REPORT FROM PENNSYLVANIA
The 2010 Pennsylvania Primary had a lot of good news for progressive Democrats. The 18 May balloting saw Representative Joe Sestak take out five term Senator Arlen Specter, just a year after the latter switched to the Democratic Party in the face of an assured loss in the Republican primary. And, the Democrats held the seat long occupied by the late Jack Murtha. On the other hand, the most progressive candidate in the gubernatorial primary, Joe Hoeffel, finished a poor fourth, and the winner, Dan Onorato, is not only less progressive, but starts well down in the polls against the Republican nominee, state Attorney General Tom Corbett.
Sestak’s win was overwhelming, notwithstanding polls that showed a dead heat on the eve of the election. He won all but three counties statewide, and only lost big in Philadelphia (Specter’s home base). His overall margin was 54 to 46 percent, which suggests that he picked up almost all of the large contingent of voters who were undecided at the end. Specter was hurt by his negative campaigning, in particular an attempt to raise doubts about Sestak’s naval career (he’s a former three-star admiral). On the other hand, Sestak’s attacks on Specter stuck: the decisive one simply showed Specter saying that he’d changed parties in order to get reelected.
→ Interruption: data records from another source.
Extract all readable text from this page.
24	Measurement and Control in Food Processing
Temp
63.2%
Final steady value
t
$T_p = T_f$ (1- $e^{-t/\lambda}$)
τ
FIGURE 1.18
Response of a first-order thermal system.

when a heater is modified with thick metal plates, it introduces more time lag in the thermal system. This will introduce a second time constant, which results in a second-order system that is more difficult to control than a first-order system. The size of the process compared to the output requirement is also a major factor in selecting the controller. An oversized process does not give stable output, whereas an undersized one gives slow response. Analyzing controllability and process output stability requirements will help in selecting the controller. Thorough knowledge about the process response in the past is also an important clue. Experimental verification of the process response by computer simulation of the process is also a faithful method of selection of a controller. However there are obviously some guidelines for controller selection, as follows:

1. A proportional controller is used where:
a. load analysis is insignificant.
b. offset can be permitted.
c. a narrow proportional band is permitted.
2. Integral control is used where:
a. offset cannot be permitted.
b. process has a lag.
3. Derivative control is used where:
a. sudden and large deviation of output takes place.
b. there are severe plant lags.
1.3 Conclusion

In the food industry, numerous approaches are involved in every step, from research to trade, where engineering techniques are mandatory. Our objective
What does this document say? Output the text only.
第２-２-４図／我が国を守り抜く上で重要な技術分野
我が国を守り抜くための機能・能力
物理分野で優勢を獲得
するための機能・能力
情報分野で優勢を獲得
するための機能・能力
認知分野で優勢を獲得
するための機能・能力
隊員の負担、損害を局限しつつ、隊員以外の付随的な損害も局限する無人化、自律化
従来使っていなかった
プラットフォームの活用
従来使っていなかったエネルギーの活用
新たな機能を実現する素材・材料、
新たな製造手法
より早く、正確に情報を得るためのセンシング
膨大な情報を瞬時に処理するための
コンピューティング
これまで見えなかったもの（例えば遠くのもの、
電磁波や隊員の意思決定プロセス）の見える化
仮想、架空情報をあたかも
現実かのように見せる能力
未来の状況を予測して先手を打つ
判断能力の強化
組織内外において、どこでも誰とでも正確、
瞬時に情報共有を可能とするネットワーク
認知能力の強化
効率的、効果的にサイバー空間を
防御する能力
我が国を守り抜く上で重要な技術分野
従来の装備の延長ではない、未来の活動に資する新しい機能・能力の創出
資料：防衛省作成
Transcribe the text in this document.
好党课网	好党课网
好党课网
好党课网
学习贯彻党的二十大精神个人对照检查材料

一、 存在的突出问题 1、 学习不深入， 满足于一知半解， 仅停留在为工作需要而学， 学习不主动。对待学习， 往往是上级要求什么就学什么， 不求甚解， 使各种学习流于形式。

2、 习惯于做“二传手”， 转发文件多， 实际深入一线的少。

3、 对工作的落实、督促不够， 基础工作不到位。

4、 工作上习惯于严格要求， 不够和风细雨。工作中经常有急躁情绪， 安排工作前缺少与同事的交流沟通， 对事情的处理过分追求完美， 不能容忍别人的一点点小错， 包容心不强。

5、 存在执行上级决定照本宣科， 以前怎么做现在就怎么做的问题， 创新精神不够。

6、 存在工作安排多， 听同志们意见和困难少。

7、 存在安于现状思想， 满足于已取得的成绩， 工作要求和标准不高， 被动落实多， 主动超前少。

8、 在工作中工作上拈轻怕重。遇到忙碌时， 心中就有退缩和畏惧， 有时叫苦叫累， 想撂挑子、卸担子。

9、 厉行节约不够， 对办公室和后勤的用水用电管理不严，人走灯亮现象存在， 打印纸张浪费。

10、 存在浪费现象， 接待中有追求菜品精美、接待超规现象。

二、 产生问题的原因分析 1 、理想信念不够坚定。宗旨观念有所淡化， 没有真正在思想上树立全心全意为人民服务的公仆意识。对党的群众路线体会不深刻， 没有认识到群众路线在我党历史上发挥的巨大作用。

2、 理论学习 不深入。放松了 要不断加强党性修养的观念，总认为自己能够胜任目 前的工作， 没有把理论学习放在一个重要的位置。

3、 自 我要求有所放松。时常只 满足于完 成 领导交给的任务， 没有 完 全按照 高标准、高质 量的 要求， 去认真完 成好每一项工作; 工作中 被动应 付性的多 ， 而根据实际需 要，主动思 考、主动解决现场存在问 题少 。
Sestak is liberal, but not left-wing. His home district in the Philadelphia suburbs has a Republican majority and will probably elect a Republican to replace him. This is important as he turns to face the Republican nominee for the Senate, former Representative Pat Toomey. Toomey ran against Specter in 2004 and nearly beat him in the Republican primary. He is a right-wing Republican, comparable to former Senator Rick Santorum (defeated by Democrat Bob Casey in 2006). Toomey will be vulnerable to a campaign that paints him, correctly, as too far out for Pennsylvania, and Sestak is well-positioned to conduct such a campaign. The begin with Toomey up narrowly, but Toomey is well enough known statewide that he is probably near his maximum, while Sestak still has to make himself known to the rest of the electorate. Thus Sestak has much more room for advancement than Toomey.
In southwestern Pennsylvania, former congressional staffer Mark Critz held the seat of his late boss, John Murtha, against a determined national Republican campaign behind millionaire Tim Burns. Again, the polls predicted a tighter race than the actual results showed: Critz 53%, Burns 45%. At the same time, voters nominated each man to carry his party’s banner in the regular election in the fall, so a rematch is guaranteed in this socially conservative but Democratic district. Burns, however, had to stave off a strong challenge from Tea Party favorite Bill Russell, and he will thus have to tack to the right to attract those voters in November, risking the loss of moderates to Critz.
The gubernatorial primaries, on the other hand, resulted in victories for the state machines in both parties. The Republicans had gotten behind Attorney General Tom Corbett, and he had little trouble winning the primary. The Democratic leadership had opted to back Dan Onorato, Allegheny County (Pittsburgh) Executive in a four-man race, and he easily outdistanced the field. The two most progessive candidates were Anthony Hardy Williams of Philadelphia and Joe Hoeffel, Montgomery County Commissioner; they finished third and fourth, respectively.
Onorato begins the general campaign substantially behind Corbett, and subject, moreover, to a pattern of party alternation in the governorship: the incumbent governor, Ed Rendell, is a Democrat who is finishing his second term.
Overall, though, reports of the demise of progressives are greatly exaggerated.